Qu’est-ce qui te plaît le plus dans ton métier ?
Ce que j’aime dans la création d’environnements pour le jeu vidéo, c’est de pouvoir concevoir un univers en trois dimensions que l’on peut explorer. Il ne s’agit pas seulement de créer une image, mais un univers complet. On doit penser à des éléments génériques comme spécifiques, tout en prenant en compte des aspects techniques pour que cela serve au jeu. C’est passionnant, car on touche à des domaines variés : l’art, le game design, l’expérience utilisateur, et la technique.
Les contraintes techniques nous poussent à être créatifs : elles nous ouvrent en fait des champs de possibilités qui deviennent perceptibles, alors que sans contraintes, on peut facilement se perdre. Par exemple, on peut passer des heures à sculpter des rochers ou à concevoir une fenêtre. Cette passion peut sembler absurde pour quelqu’un d’extérieur, mais on sait pourquoi c’est fascinant : parce qu’on a étudié chaque détail, on sait ce qui fonctionne, ce qui ne fonctionne pas, et les aspects techniques derrière chaque élément.
D’où tires-tu ton inspiration ?
J’ai toujours trouvé de l’inspiration, et il existe des techniques pour en trouver à différentes échelles.

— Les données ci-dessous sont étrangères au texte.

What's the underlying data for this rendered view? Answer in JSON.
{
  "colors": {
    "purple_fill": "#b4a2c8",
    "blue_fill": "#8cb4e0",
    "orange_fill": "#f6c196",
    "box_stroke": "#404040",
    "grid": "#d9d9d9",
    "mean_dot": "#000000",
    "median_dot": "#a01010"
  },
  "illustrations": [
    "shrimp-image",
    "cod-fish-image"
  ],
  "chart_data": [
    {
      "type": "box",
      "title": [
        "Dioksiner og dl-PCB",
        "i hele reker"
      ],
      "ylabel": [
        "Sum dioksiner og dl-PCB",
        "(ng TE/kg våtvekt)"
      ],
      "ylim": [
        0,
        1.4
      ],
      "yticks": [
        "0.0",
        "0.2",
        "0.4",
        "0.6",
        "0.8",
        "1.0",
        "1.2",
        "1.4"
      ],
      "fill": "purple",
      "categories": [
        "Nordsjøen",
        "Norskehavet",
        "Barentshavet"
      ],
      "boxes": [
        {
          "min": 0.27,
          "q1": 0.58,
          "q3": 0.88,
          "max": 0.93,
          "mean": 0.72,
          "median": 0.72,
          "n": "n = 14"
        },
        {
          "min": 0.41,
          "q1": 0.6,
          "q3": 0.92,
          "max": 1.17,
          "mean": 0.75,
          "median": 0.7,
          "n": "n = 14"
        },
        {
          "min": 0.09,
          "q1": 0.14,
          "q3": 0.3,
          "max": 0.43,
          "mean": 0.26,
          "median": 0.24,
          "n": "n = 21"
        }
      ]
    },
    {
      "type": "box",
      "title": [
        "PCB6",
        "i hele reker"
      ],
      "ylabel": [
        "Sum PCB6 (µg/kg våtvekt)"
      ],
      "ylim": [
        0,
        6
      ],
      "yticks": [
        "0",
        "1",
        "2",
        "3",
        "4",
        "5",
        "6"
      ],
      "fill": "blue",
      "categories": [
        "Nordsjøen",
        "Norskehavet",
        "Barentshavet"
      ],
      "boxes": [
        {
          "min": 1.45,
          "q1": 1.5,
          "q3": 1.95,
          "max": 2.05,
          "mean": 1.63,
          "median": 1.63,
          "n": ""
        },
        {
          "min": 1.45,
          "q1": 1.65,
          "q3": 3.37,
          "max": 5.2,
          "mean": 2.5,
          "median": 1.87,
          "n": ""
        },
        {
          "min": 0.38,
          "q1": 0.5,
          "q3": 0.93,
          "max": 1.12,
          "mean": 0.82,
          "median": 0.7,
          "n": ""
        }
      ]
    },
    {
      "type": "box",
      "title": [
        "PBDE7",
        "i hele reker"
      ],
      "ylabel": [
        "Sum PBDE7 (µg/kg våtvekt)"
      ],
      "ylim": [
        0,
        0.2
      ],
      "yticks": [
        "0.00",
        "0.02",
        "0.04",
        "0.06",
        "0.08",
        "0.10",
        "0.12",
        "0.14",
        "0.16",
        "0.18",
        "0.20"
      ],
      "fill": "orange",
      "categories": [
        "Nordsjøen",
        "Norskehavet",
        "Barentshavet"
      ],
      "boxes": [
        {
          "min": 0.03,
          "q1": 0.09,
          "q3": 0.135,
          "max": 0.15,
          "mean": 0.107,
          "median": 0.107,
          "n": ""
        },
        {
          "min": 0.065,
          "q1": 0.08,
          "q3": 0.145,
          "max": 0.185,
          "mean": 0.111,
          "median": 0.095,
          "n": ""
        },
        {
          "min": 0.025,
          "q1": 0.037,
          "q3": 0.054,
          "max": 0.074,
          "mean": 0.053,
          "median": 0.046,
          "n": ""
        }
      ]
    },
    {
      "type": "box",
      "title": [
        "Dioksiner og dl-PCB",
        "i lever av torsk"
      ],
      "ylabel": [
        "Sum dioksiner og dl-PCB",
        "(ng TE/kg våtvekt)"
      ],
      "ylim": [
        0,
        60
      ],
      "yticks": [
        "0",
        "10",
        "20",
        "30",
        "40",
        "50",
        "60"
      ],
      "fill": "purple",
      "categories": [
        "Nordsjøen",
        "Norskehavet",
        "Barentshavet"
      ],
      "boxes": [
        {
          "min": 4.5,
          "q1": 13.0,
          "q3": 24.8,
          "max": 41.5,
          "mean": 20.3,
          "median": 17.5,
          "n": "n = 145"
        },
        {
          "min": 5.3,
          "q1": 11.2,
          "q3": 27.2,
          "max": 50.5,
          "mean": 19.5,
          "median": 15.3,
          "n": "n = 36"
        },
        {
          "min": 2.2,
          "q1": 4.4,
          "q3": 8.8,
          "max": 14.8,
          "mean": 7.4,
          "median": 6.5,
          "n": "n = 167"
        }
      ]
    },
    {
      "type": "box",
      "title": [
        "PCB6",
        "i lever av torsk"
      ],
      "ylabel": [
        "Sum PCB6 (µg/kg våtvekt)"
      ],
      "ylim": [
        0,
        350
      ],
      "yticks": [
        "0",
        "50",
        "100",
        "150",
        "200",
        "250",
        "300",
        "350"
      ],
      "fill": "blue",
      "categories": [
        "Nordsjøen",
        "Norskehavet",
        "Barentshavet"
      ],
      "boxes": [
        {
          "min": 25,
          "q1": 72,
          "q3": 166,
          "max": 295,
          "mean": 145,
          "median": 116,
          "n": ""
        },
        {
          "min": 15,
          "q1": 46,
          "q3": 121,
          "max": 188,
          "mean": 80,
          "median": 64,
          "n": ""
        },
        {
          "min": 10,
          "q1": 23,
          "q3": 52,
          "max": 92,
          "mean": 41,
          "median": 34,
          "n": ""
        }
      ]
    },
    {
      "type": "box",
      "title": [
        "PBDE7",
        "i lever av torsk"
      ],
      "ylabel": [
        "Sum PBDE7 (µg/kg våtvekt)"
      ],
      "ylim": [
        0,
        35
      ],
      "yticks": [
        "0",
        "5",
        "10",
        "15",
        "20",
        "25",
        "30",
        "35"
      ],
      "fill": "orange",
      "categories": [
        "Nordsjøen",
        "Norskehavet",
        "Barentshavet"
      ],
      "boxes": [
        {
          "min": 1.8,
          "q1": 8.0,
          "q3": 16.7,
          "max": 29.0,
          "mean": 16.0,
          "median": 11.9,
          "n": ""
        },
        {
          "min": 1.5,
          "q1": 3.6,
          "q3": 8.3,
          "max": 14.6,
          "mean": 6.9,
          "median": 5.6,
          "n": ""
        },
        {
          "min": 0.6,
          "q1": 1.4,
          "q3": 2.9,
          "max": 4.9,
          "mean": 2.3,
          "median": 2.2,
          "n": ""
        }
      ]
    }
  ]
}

L’inspiration, c’est pouvoir conceptualiser tout un univers, une ville, un bâtiment, jusqu’aux plus petits détails comme une porte ou un meuble. La culture personnelle joue un rôle essentiel : elle est alimentée par nos centres d’intérêt, les documentaires qu’on regarde, les voyages qu’on a faits, tout ce qui nous a marqué. J’ai une grande sensibilité pour les environnements moyen-orientaux, car j’ai vécu au Maroc pendant deux ans, et j’ai aussi voyagé en Inde. Ces influences m’ont marqué et m’inspirent.
On est tous capables de travailler dans des univers variés, mais chacun développe ses préférences, comme certains qui se spécialisent dans la végétation, les bateaux ou encore les voitures. En environnement, l’inspiration est inépuisable car tout peut être intéressant dans le cadre d’un jeu. Une fois qu’on fait le choix d’un univers ou d’un style, le champ des possibles s’ouvre et l’inspiration se crée dans ce cadre. Tout concept peut être intéressant si on y met de la subtilité, de l’originalité, et qu’on travaille les détails. Le diable se cache dans les détails !
Peux-tu me parler de ton expérience à ARTFX ? Qu’est-ce qui t’a particulièrement aidé à décrocher un job ?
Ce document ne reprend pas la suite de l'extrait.